For GMMs each cluster is modeled as a multivariate normal distribution. This makes prediction easy since we can calculate the probability that each point belongs to each of the fitted clusters. Therefore, it is natural for the predict() function to assign new observations to the cluster in which they have the highest probability of belonging to.

new_penguin <- tibble(
  bill_length_mm = 40,
  bill_depth_mm = 20
)

gm_clust_fit %>%
  predict(new_penguin)
#> # A tibble: 1 × 1
#>   .pred_cluster
#>   <fct>        
#> 1 Cluster_2

Gaussian Mixture Model Specifications

GMM Model Specifications with gm_clust()
Model Name Circular Clusters? Zero Covariance? Shared Orientation? Shared Shape? Shared Size? Example
EII TRUE TRUE
VII TRUE FALSE
EEI FALSE TRUE TRUE TRUE
EVI FALSE TRUE FALSE TRUE
VEI FALSE TRUE TRUE FALSE
VVI FALSE TRUE FALSE FALSE
EEE FALSE FALSE TRUE TRUE TRUE
EVE FALSE FALSE TRUE FALSE TRUE
VEE FALSE FALSE TRUE TRUE FALSE
VVE FALSE FALSE TRUE FALSE FALSE
EEV FALSE FALSE FALSE TRUE TRUE
EVV FALSE FALSE FALSE FALSE TRUE
VEV FALSE FALSE FALSE TRUE FALSE
VVV FALSE FALSE FALSE FALSE FALSE

A brief introduction to density-based clustering

Gaussian Mixture Models (GMM) is a probabilistic unsupervised learning method that models data as a mixture of multiple Gaussian distributions. Unlike clustering methods such as k-means, GMM provides a soft clustering approach, where each observation has a probability of belonging to multiple clusters. This allows for more flexibility in capturing complex data distributions.
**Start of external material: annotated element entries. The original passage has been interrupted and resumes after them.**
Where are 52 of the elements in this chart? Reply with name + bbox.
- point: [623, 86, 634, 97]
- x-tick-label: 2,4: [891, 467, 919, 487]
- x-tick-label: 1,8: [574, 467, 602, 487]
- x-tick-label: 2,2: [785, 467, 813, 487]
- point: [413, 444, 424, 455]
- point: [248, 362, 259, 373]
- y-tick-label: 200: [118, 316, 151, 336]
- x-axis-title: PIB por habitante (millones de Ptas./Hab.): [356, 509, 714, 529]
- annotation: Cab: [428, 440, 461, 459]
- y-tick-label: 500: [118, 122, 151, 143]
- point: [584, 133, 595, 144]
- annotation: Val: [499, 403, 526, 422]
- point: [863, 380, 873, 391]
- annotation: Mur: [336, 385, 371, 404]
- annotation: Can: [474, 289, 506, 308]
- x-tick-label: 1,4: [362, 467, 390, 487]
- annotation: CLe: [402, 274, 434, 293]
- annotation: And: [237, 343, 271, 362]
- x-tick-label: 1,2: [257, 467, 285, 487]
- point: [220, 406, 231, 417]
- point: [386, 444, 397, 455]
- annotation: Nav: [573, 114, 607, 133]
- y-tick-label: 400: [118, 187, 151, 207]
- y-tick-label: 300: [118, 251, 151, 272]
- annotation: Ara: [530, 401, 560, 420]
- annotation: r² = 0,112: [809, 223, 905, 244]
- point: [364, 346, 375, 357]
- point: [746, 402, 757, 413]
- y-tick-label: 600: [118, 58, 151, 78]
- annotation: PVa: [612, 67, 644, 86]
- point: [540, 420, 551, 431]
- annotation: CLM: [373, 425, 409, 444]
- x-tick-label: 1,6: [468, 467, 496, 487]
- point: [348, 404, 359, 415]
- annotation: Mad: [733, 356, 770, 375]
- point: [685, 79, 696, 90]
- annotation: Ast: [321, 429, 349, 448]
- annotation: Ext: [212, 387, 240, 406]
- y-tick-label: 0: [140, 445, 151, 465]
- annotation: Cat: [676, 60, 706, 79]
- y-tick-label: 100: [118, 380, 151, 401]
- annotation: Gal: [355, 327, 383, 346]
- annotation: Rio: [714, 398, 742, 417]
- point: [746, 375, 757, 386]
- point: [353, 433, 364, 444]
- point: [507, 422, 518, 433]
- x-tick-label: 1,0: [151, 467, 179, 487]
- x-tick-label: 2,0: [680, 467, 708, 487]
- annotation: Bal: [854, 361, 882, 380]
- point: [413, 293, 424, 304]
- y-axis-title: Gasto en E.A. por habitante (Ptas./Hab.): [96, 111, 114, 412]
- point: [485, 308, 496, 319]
In GMM, observations are assumed to be generated from a combination of Gaussian distributions, each with some mean vector and variance-covariance matrix. The algorithm works by iteratively estimating these parameters for each cluster using the Expectation-Maximization (EM) algorithm. After estimating these parameters observations are assigned to clusters based on their probability of belonging to each Gaussian component.